ハクサイの原産地は中国で、日本へは江戸時代に入っていますが、日清・日露戦争に従軍した兵士が持ち帰ってから全国的に広まりました。  株の形態は、結球性、半結球性、不結球性に分けられ、主体は結球型です。

極早生~早生群
播種後60日以内で結球するグループです。葉は広くて厚く、葉重型で重さは2㎏以内です。

中早生~中生群
播種後60~75日で結球し、現在の栽培品種の中核をなすグループです。葉は小さいが結球の葉数の多い葉数型でほとんどかぶりのない抱合型(砲弾形)か、浅くかぶる包被型(円頭形)で、2~3㎏の大きさです。

中晩~晩生群
播種後75日以上かかって結球するグループです。結球日数を要するため、低温下でも結球が進行して3㎏を超す大球になります。

春まき群
低温に鈍感で、花芽分化の遅いグループです。 やや小型で、低温下でもよく生育します。ハウス・トンネル栽培に用います。
ハクサイの結球内部は白い軟白型が一般でしたが、最近はキャベツの交配から創られた黄芯型が極早生から晩生までシリーズで育成されています。黄芯ハクサイには抗酸化物質のリコペン、βカロテンやポリフェノールが軟白型より多く含まれています。

ハクサイの栽培管理

ハクサイの直播は、春まきは低温下の、秋まきは高温下の在圃期間が長くなり、前者は抽台の危険性が、後者は根こぶ病の感染が高まります。いずれも大苗の苗を遅植えしたほうが無難です。
近年の温暖化傾向や施肥バランスの崩れから、芯腐れの石灰欠乏症やゴマ症などの生理障害が商品率を落としています。

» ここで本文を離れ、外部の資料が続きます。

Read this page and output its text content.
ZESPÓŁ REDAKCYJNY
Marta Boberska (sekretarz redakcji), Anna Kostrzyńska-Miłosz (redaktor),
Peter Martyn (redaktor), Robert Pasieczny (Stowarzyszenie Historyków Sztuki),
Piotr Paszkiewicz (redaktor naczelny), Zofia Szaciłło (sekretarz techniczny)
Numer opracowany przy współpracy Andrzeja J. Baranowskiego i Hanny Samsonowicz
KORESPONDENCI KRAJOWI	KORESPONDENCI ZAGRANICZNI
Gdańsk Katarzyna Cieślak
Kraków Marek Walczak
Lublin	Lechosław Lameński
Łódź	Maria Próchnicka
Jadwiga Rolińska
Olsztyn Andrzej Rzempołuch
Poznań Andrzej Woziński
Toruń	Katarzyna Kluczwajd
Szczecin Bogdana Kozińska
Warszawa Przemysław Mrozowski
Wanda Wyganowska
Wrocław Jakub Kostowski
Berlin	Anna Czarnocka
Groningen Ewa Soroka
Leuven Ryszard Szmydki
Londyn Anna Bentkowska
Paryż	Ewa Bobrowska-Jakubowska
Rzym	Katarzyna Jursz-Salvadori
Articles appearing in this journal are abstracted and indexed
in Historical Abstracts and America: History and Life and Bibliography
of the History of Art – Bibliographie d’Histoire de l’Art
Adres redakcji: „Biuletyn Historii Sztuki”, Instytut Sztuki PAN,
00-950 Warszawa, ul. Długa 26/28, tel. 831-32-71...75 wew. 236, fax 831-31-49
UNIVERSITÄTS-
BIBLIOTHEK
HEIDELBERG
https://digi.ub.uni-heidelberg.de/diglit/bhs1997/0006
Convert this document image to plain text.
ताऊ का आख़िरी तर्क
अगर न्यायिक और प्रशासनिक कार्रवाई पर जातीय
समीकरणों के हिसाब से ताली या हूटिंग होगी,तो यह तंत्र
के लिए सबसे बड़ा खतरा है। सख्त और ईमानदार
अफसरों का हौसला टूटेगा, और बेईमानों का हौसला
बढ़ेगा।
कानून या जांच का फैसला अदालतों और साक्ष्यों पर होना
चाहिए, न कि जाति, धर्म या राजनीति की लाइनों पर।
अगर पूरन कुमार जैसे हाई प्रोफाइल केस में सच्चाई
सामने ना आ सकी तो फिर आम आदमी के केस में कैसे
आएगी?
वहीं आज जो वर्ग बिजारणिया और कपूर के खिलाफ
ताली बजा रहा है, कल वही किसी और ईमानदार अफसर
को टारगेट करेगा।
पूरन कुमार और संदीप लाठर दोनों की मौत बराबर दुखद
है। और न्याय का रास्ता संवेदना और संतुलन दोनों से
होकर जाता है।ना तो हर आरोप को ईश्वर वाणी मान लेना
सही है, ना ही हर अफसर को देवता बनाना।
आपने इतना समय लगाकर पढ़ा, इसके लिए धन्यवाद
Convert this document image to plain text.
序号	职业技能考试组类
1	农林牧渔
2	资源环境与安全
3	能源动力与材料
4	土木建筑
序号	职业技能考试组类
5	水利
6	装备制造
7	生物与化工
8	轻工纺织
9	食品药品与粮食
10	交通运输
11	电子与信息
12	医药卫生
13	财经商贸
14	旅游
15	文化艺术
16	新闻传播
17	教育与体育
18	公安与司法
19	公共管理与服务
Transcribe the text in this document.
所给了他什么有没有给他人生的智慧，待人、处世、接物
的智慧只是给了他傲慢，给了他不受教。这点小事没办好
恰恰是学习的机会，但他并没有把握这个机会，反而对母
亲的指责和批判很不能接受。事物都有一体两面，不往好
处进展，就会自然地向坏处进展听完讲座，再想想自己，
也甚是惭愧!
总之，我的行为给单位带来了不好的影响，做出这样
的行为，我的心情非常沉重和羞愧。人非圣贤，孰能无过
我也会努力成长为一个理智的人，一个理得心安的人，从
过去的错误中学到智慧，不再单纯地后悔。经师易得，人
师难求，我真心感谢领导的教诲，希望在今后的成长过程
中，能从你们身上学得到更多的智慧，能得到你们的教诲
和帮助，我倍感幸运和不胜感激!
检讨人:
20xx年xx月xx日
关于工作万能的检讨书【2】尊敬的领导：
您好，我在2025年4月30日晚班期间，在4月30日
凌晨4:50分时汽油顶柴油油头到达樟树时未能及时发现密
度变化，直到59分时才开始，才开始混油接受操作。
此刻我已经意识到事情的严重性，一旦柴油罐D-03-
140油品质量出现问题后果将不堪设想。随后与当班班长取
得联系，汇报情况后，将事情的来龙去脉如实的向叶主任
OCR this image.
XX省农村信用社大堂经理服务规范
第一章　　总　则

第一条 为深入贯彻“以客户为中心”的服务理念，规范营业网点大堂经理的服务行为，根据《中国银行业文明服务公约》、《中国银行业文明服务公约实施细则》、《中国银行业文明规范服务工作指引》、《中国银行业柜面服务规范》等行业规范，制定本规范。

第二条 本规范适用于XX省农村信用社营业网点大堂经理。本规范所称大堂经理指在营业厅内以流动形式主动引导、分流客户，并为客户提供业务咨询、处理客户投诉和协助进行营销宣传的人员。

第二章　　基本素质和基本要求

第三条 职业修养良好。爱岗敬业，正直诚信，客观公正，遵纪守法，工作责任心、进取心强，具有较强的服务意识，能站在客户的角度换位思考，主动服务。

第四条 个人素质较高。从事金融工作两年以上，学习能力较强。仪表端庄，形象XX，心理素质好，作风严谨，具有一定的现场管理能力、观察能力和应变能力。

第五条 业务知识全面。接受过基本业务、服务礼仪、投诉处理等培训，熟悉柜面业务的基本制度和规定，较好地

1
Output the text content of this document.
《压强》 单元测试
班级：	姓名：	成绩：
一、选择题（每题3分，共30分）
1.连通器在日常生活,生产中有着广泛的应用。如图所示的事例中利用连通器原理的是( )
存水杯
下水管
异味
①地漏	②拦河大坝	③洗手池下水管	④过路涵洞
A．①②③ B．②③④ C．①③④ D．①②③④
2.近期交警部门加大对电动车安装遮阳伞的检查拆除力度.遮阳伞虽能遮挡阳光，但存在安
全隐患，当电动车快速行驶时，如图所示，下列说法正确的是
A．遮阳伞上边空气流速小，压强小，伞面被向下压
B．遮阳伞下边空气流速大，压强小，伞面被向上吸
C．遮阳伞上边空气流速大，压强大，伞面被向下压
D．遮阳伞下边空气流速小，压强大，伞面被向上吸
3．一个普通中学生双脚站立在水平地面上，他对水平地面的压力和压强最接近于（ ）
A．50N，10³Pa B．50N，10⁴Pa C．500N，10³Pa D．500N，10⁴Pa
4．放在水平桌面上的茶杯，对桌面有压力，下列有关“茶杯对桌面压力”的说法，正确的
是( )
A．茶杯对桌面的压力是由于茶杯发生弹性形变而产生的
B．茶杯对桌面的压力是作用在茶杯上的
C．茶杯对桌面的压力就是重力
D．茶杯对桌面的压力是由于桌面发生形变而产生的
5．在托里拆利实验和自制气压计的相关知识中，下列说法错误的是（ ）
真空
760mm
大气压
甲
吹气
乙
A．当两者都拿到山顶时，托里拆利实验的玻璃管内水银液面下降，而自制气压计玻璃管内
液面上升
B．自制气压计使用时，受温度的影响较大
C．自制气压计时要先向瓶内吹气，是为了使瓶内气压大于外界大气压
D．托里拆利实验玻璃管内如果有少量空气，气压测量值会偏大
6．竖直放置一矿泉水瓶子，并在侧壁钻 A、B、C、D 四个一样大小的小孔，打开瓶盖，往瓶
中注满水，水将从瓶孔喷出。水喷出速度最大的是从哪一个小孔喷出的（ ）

これらは、土壌の要素欠乏が直接の発生となることは少なく、過湿や老化苗の定植による根張り不足や根傷み、結球始めの極端な乾燥、多肥栽培による要素の吸収阻害などが主な原因となっています。


根こぶ病
秋ハクサイの栽培ポイント

アブラナ科野菜に共通して発生する根こぶ病は、常発地ではアブラナ科を連作しないことです。といっても、畑が狭い人は輪作にも限りがあり、通常、「オラクル粉剤」「ネビジン粉剤」や「フロンサイト粉剤」を定植前に土壌混和するのが、一般的です。そのほか、
(1)土壌が酸性だと多発するので、pH7以上に消石灰等で酸度矯正します。
(2)基肥に石灰窒素を施用すると殺菌効果が期待できます。ただし播種(定植)10日以上前に施用します。
(3)根こぶ病抵抗性品種「CR~」となっている品種を選びます。
(4)根こぶ病菌は地温が高いほど活動が盛んなので、なるべく早生品種を遅く定植(9cmポットの大苗を9月下旬以降)します。
葉の白い部分(中肋)に黒い点々が出て商品価値をそこなうごま症があります。原因は微量要素のホウ素や鉄の欠乏による生理障害です。ホウ素は土が強酸性の場合、水に溶けて流亡しやすくなるし、逆に強いアルカリ性の場合は、水に溶けにくくなって作物が吸収しにくくなります。そのほか、窒素や加里の過剰によって吸収阻害がおきます。対策として、
(1)ホウ素入り肥料を使います。
(2)石灰や窒素等の施肥の適正使用や
(3)堆肥などによる土づくりを行います。

春ハクサイの栽培ポイント

春まき栽培する上で最大のポイントは、抽台回避と生育期間の短縮です。ハクサイは低温に感応して花芽を形成するので、温床による育苗が必要です。定植時の苗は本葉6枚程度の大苗を用います。
初期生育の促進によって収穫までの期間を短縮し、抽台を回避するためには、定植~外葉生育期にトンネルで密閉します。トンネル内の高温管理には十分な土壌水分が必要で、過度の乾燥条件では肥大不足や石灰欠乏症(心腐れ症)などの生理障害の原因になります。特に注意が必要な時期は、結球開始~結球初期の潅水です。